As far as I know, Newton originally wrote the first and second laws for a particle. Under the condition that a collection of particles is rigid, we can write Newton's second law for a body as $F_{net}=Ma_{cm}$ where $a_{cm}$ is the acceleration of the center of mass.
This is confirmed by Wikipedia (look under overview section). But I don't see where the condition for the body being rigid is used in obtaining the above equation from Newton's laws for a particle.
Let there be a rigid body where each particle in the body experiences a net force of $dF$. According to Newton's laws, $$dF=dM\ a\ \ \ \ \ \ \ \ \ \ \ \ \ \ \ \ \ \ \ \ \ \ \ \ \ \ \ \ \ \ \ \ \ \ \ \ (1)$$ where $dM$ is a differential mass.

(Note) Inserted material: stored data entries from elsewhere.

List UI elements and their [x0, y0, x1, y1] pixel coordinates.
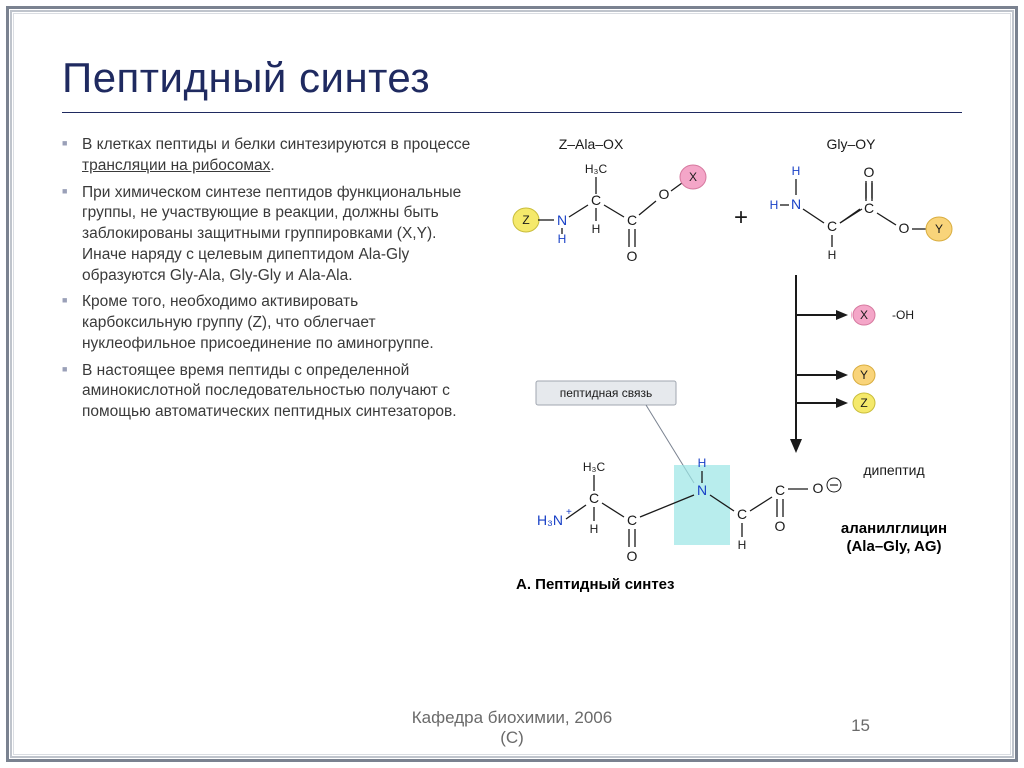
diagram-caption: А. Пептидный синтез [516, 576, 674, 593]
bond [569, 205, 588, 217]
product-name1: аланилглицин [841, 520, 947, 537]
atom-c: C [627, 512, 637, 528]
chem-diagram: Z–Ala–OX Gly–OY Z N H C H₃C [490, 135, 962, 615]
bullet-text: В клетках пептиды и белки синтезируются … [82, 136, 470, 153]
bullet-text: При химическом синтезе пептидов функцион… [82, 184, 461, 284]
atom-c: C [627, 212, 637, 228]
atom-o: O [775, 518, 786, 534]
atom-o: O [659, 186, 670, 202]
slide-title: Пептидный синтез [62, 54, 962, 113]
bullet-item: При химическом синтезе пептидов функцион… [62, 183, 472, 287]
arrowhead-icon [790, 439, 802, 453]
arrowhead-icon [836, 398, 848, 408]
atom-h3c: H₃C [583, 460, 606, 474]
atom-h: H [592, 222, 601, 236]
bullet-text: Кроме того, необходимо активировать карб… [82, 293, 434, 352]
atom-h: H [828, 248, 837, 262]
protect-z-label: Z [522, 213, 529, 227]
atom-o: O [627, 548, 638, 564]
bond [671, 183, 682, 191]
footer-copyright: (С) [500, 728, 524, 747]
atom-c: C [827, 218, 837, 234]
product-name2: (Ala–Gly, AG) [846, 538, 941, 555]
bullet-item: Кроме того, необходимо активировать карб… [62, 292, 472, 354]
product-label: дипептид [863, 462, 924, 478]
bullet-text: В настоящее время пептиды с определенной… [82, 362, 457, 421]
atom-o: O [899, 220, 910, 236]
outer-border: Пептидный синтез В клетках пептиды и бел… [6, 6, 1018, 762]
reactant2-label: Gly–OY [826, 136, 876, 152]
leaving-z-label: Z [860, 396, 867, 410]
footer-text: Кафедра биохимии, 2006 [412, 708, 612, 727]
atom-n: N [791, 196, 801, 212]
leaving-y-label: Y [860, 368, 868, 382]
arrowhead-icon [836, 370, 848, 380]
bullet-item: В настоящее время пептиды с определенной… [62, 361, 472, 423]
atom-h: H [590, 522, 599, 536]
atom-h: H [770, 198, 779, 212]
page-number: 15 [851, 716, 870, 736]
bullet-underline: трансляции на рибосомах [82, 157, 270, 174]
peptide-bond-label: пептидная связь [560, 386, 653, 400]
reactant1-structure: Z N H C H₃C H C [513, 162, 706, 264]
reactant1-label: Z–Ala–OX [559, 136, 624, 152]
atom-c: C [591, 192, 601, 208]
bond [604, 205, 624, 217]
bond [639, 201, 656, 215]
atom-n: N [697, 482, 707, 498]
atom-h: H [698, 456, 707, 470]
slide-frame: Пептидный синтез В клетках пептиды и бел… [0, 0, 1024, 768]
mid-border: Пептидный синтез В клетках пептиды и бел… [10, 10, 1014, 758]
atom-n: N [557, 212, 567, 228]
text-column: В клетках пептиды и белки синтезируются … [62, 135, 472, 620]
atom-o: O [627, 248, 638, 264]
leaving-y: Y [796, 365, 875, 385]
body-row: В клетках пептиды и белки синтезируются … [62, 135, 962, 620]
bond [602, 503, 624, 517]
atom-o: O [813, 480, 824, 496]
atom-h: H [738, 538, 747, 552]
atom-h: H [792, 164, 801, 178]
arrowhead-icon [836, 310, 848, 320]
bullet-text: . [270, 157, 274, 174]
atom-h3c: H₃C [585, 162, 608, 176]
atom-h: H [558, 232, 567, 246]
leaving-oh: -OH [892, 308, 914, 322]
bond [750, 497, 772, 511]
atom-c: C [589, 490, 599, 506]
protect-y-label: Y [935, 222, 943, 236]
atom-o: O [864, 164, 875, 180]
svg-text:X: X [860, 308, 868, 322]
bullet-list: В клетках пептиды и белки синтезируются … [62, 135, 472, 423]
svg-text:C: C [864, 200, 874, 216]
atom-c: C [737, 506, 747, 522]
inner-border: Пептидный синтез В клетках пептиды и бел… [13, 13, 1011, 755]
atom-c: C [775, 482, 785, 498]
leaving-z: Z [796, 393, 875, 413]
protect-x-label: X [689, 170, 697, 184]
diagram-column: Z–Ala–OX Gly–OY Z N H C H₃C [490, 135, 962, 620]
bullet-item: В клетках пептиды и белки синтезируются … [62, 135, 472, 177]
atom-h3n: H₃N [537, 512, 563, 528]
plus-icon: + [734, 204, 748, 231]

Now, $$\int_{}^{}dF=\int_{}^{}dM\ a$$ where the integral is for all masses. By definition of center of mass, $$r_{cm,anypoint}=\frac{m_{1}r_{1}+m_{2}r_{2}+m_{3}r_{3}+.....m_{n}r_{n}}{m_{1}+m_{2}+m_{3}+m_{4}+......m_{n}}$$ double differentiating with respect to time on bot sides, we get $$a_{cm,anypoint}=\frac{m_{1}a_{1}+m_{2}a_{2}+m_{3}a_{3}+.....m_{n}a_{n}}{m_{1}+m_{2}+m_{3}+m_{4}+......m_{n}}$$ for a collection of differential masses, this can be written as $$(\int_{}^{}dM\ a)=(\int_{}^{}dM)\ a_{cm}$$ this means that $(1)$ cna now be written as $$F_{net}=(\int_{}^{}dM)\ a_{cm}$$ and so $$F_{net}=M\ a_{cm}$$
The definition of center of mass is applicable for all bodies, rigid and nonrigid. Where have I used the condition that the body has to be rigid?